5 Vs of Big Data
“ The goal is to turn data into information, and information into insight. ” – By Carly Fiorina, ex CEO of Hewlett-Packard.
Big data is relatively a modern field of Data Science that generally explores large data sets. These data sets are complex for processing by traditional methods. Therefore, large data sets are divided into smaller sets for further analysis. Deep analysis is done to gain insights and information from that data.
In earlier days, conventional data processing solutions were used. Those solutions were not very efficient in capturing, storing, and analyzing Big data. Hence, the companies using traditional BI solutions are not able to fully maximize the value of it. Today we are using Big data for the same, which is far better than traditional ways of handling data.
Now, in order to successfully understand how Big data handle and maintain the data, we need to understand the 5 V’s of Big data.
In the year 2001, MetaGroup (now known as Gartner) which is an analytics firm introduced data scientists and analysts to the 3Vs of Data. The 3 Vs are Volume, Velocity, and Variety. But over a period of time, Data analytics saw a change in how data was captured and processed. The observation includes that data was growing so rapidly in size, later this data came to be known as Big data.
In this way with astronomical growth of data two new Vs Value and Veracity are added. These 2 Vs were added by Gartner to the data processing concepts.
Let us learn 5V’s of Big data one by one.
Keeping you updated with latest technology trends, Join TechVidvan on Telegram
5V’s of Big data
Big data volume can be defined as the amount of data that is produced. The volume of data produced is also dependent on the size of the data.
In today’s technological world data is generated from various sources in different formats. Data formats are in the form of the word, excel documents, PDFs, media content such as images, videos, etc. are produced at a great pace.
It is becoming challenging for enterprises to store and process data using the conventional methods of business intelligence and analytics. Enterprises need to implement modern business intelligence tools to effectively capture, store and process such huge amounts of data in real life.
Some interesting facts:
- Today, around 2.7 Zettabytes of data exist in the digital world.
- Walmart handles more than 1 million customer transactions every hour, which is imported into databases estimated to contain approximately 2.5 petabytes of data.
Today data is being produced in large volumes. And just collecting the produced data is of no use. Instead, we have to look for data from which business insights can be generated which adds “value” to the company. So we can say that the Value is the most important V of all the 5 V’s.
This is where Big data analytics comes into the big picture. There are companies that have invested in establishing data and data storage infrastructure, but they fail to understand that the aggregation of data doesn’t equal value addition. What you do with that collected data is what actually matters. Data analytics helps to derive useful insights from the collected data. These insights, in turn, add value to the decision-making process.

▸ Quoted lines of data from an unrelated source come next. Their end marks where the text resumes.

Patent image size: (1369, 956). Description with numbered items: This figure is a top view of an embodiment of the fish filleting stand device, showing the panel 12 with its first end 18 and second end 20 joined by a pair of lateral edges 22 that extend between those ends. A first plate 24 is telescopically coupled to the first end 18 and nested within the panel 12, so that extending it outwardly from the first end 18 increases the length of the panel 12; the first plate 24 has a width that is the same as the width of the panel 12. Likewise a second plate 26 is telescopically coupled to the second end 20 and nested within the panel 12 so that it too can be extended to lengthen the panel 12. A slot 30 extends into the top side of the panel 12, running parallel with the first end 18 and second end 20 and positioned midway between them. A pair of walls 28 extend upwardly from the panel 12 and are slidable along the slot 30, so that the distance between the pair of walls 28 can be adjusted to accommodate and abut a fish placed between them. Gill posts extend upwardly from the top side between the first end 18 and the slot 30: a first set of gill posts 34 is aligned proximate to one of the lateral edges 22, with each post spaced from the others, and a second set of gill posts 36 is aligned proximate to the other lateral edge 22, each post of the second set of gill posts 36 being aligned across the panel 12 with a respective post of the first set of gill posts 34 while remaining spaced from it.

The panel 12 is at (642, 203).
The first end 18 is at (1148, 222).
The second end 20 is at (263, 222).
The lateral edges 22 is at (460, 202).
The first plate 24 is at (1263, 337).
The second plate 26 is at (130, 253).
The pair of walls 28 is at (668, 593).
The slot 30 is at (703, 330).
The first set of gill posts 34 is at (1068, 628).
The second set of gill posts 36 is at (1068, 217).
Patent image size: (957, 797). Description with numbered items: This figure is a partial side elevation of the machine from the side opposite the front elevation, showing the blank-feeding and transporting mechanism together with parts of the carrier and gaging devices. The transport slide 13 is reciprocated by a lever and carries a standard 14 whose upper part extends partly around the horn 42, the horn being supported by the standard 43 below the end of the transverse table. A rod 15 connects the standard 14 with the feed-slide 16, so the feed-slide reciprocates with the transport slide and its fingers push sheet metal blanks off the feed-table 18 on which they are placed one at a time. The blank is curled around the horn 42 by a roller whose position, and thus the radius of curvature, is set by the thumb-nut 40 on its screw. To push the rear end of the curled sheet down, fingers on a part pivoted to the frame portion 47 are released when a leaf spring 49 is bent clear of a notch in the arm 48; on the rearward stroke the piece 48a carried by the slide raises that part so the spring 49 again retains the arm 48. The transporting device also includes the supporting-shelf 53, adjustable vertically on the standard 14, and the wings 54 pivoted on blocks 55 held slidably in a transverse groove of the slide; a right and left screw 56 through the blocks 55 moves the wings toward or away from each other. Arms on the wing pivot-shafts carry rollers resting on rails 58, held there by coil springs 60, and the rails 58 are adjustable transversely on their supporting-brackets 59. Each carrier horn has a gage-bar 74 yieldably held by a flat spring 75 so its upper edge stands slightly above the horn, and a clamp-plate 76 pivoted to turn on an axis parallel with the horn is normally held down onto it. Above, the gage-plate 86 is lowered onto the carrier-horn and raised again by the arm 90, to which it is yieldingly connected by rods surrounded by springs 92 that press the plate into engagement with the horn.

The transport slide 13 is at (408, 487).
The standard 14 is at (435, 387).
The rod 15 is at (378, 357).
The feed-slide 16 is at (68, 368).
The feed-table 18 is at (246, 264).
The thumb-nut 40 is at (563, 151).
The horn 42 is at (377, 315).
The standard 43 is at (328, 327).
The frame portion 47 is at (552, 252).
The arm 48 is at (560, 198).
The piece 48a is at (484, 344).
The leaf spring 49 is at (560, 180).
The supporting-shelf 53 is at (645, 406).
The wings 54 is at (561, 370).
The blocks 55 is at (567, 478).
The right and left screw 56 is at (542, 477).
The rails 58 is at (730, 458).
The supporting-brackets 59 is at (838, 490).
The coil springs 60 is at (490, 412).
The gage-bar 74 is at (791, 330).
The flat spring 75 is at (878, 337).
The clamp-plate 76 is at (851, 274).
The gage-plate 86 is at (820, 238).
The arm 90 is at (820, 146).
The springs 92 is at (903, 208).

Now, how to make sure that the value of Big data is considerable and worth investing time and effort into ???……. It can be done by conducting a cost Vs benefit analysis. By calculating the total cost of processing Big data and comparing it with the ROI, the business insights are expected to be generated. Using these companies can effectively decide whether Big data analytics adds any value to their business or not.
Some interesting facts:
- Facebook stores, accesses and analyzes around 30+ Petabytes of user-generated data
- According to McKinsey, a retailer using Big Data to its fullest potential could increase its operating margin by more than 60%
Velocity can be termed as the speed at which the data is generated, collected, and analyzed. Today Data is continuously flowing through multiple channels such as computer systems, networks, social media, mobile phones, etc. And in today’s data-driven business environment, the pace at which data grows can be described as “torrential” and “unprecedented”.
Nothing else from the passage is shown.